I looked away, turning my back. Her doubts echoed my own.

“Does he love me, Dace?” she asked.

“Ask him, Jasyn.” I opened the door. I didn’t know if I’d helped her any. I’d only made myself more miserable. I walked back out.

Clark waited for me, leaning in the door of the cockpit. I couldn’t look at him. I went into my own cabin and shut the door.

My cabin looked impersonal, as if I were afraid to show anything of myself. There were no personal items on display, no photos on the walls. I didn’t have any. Even the blanket on my bunk had been put there by Jasyn. Nothing in the room spoke of who I was. Was I as bad as Jasyn, locking myself away from others? Because I was afraid of being hurt? Or because I never learned how to reach out?

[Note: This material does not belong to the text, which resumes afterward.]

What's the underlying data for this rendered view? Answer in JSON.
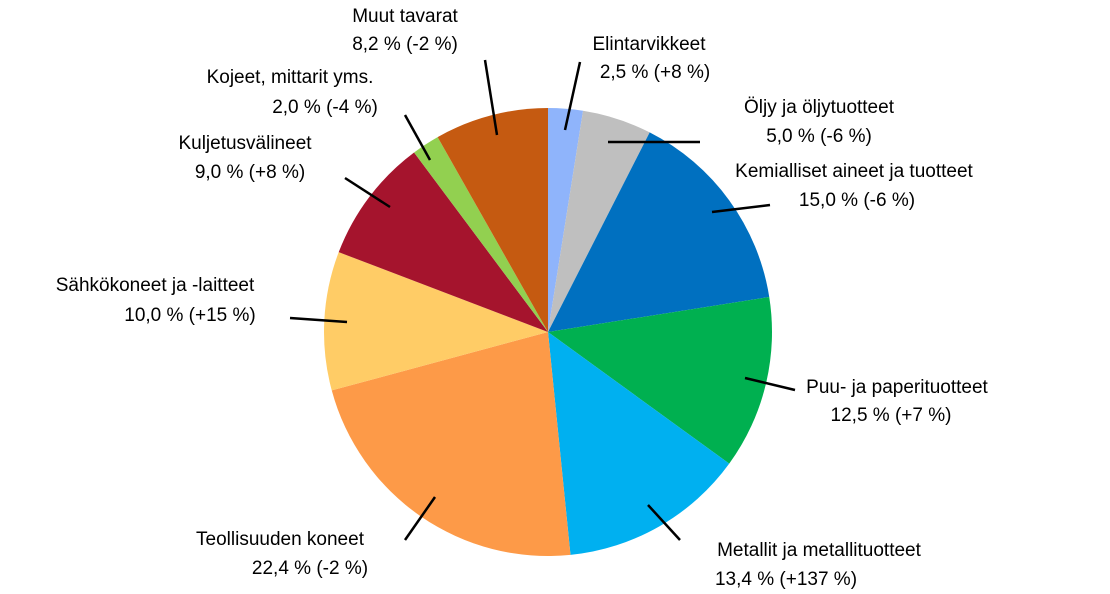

I moved my pillow and pulled out the picture I kept there. It was a fuzzy snapshot, a print from a surveillance camera. The man in it was indistinct, it could have been almost anyone but I knew it was Tayvis. I’d bribed our lawyer to get it for me. After I thought I’d sent Tayvis away for good. I smoothed out a wrinkle. Was I just as bad, hiding the picture under my pillow?

I dug through a drawer until I found some tape. I put the picture up, above the bunk. And then laughed at myself. Taping pictures to a wall. As if that would help anything. I curled up on the bunk and let myself be miserable until I fell asleep.